9. In most cases, an agreement should provide for an extension of the

monitor provision(s) at the discretion of the Government in the event that the corporation

has not successfully satisfied its obligations under the agreement. Conversely, in most

cases, an agreement should provide for early termination if the corporation can

demonstrate to the Government that there exists a change in circumstances sufficient to

eliminate the need for a monitor.

Source

Department of Justice (March 7, 2008).

If the company can indeed show that it was making a good-faith effort to fight fraud or other misbehavior, “I’ll probably just ignore the case and put it in my file,” Shaw said. On the other hand, if those practices weren’t present and the company has no immediate hope of implementing any, then debarment from government business is likely and usually lasts three years, he said.

Shaw admitted that sometimes his decisions can be a close call. Gray areas arise when a company might need help overseeing a process; Shaw compared it to a criminal defendant being sentenced to probation. In those situations, companies usually must report to the Air Force quarterly, sometimes monthly. At those meetings they must explain what’s being done to improve their compliance programs.

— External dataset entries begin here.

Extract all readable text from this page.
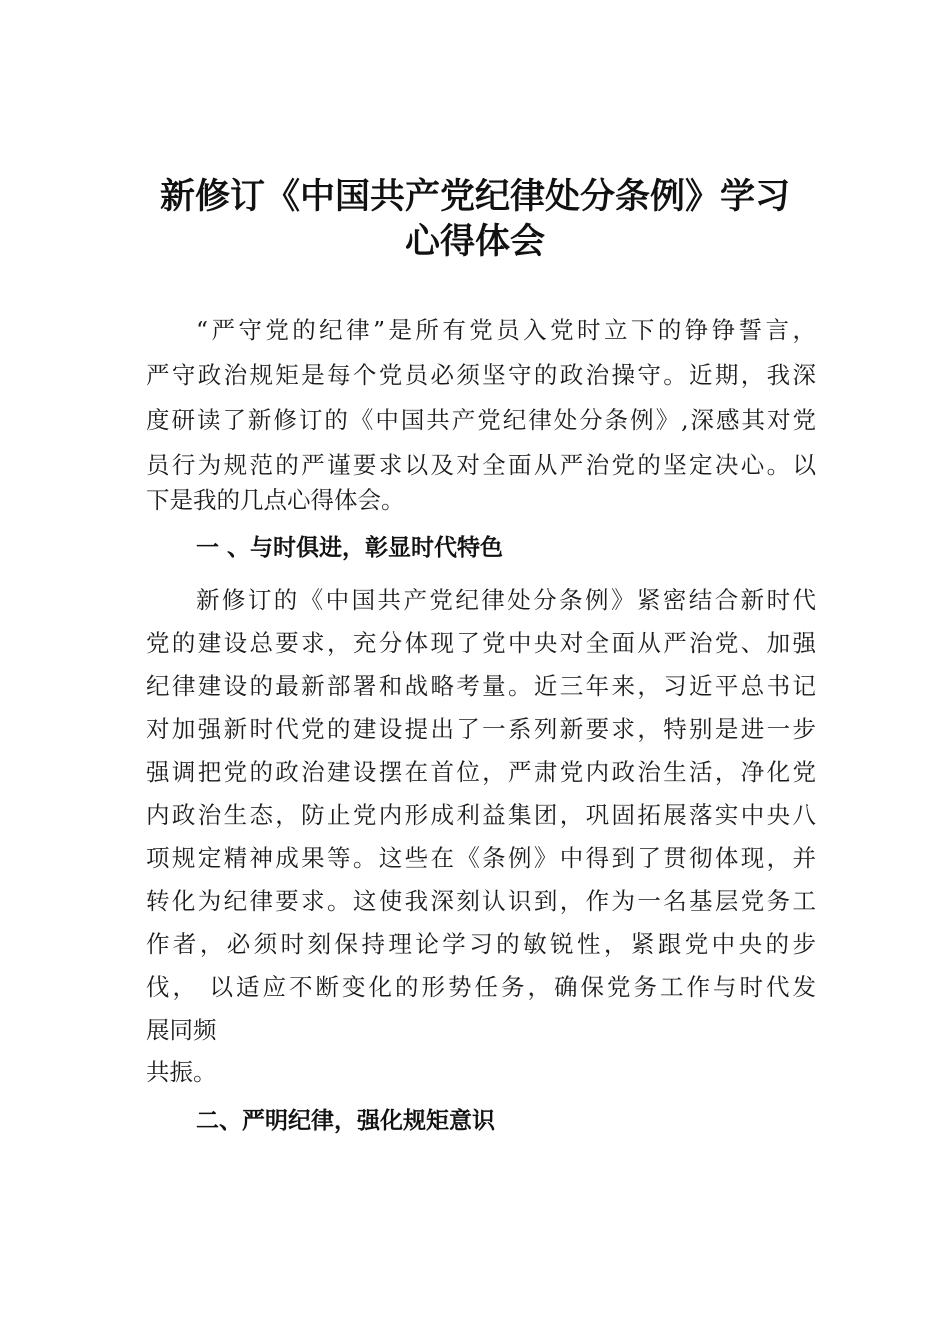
新修订《中国共产党纪律处分条例》学习
心得体会
“严守党的纪律”是所有党员入党时立下的铮铮誓言，
严守政治规矩是每个党员必须坚守的政治操守。近期，我深
度研读了新修订的《中国共产党纪律处分条例》,深感其对党
员行为规范的严谨要求以及对全面从严治党的坚定决心。以
下是我的几点心得体会。
一 、与时俱进，彰显时代特色
新修订的《中国共产党纪律处分条例》紧密结合新时代
党的建设总要求，充分体现了党中央对全面从严治党、加强
纪律建设的最新部署和战略考量。近三年来，习近平总书记
对加强新时代党的建设提出了一系列新要求，特别是进一步
强调把党的政治建设摆在首位，严肃党内政治生活，净化党
内政治生态，防止党内形成利益集团，巩固拓展落实中央八
项规定精神成果等。这些在《条例》中得到了贯彻体现，并
转化为纪律要求。这使我深刻认识到，作为一名基层党务工
作者，必须时刻保持理论学习的敏锐性，紧跟党中央的步
伐， 以适应不断变化的形势任务，确保党务工作与时代发
展同频
共振。
二、严明纪律，强化规矩意识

In addition, the government insists on two outside verifications: one performed by the compliance monitor, and another by a separate ethics consultant. The consultant’s role is to review the programs and report those findings to the federal government, “so that I don’t have to take the word of the company,” Shaw said. The compliance monitor, meanwhile, reviews the company’s compliance with its administrative agreements to see how the company is performing.

Above all, the government wants to know that a company takes its compliance program seriously, Kenne said. “It’s just as important for [companies] to be able to find their own problems, then take the actions to fix them,” she said. “That’s really what we want to see.” In contrast, she said, the government does not want to see the company start slashing budgets and minimizing the importance of a compliance program immediately after an administrative agreement ends.

This is where mutual trust and communication, again, come into play, Kenne said. “Really, what you want when it’s all over is for the company to have a robust, compliance program … and for the government to be able to trust that company to stay in compliance,” she said. “That’s a win-win, and you don’t win-win by hiding things from each other.”

And that mutual respect should reside on all levels. Using her position as an example, Kenne said: “I’ve worked with Steve [Shaw]’s staff frequently, letting him know how things are going, calling him if I have questions,” she said. “When in doubt, communicate.”

As often said, tone at the top is paramount. Compliance monitors need to see the full involvement of the chief compliance officer and the CEO, Kenne said. “They’ve got to have that upper-level involvement if they are going to be successful.”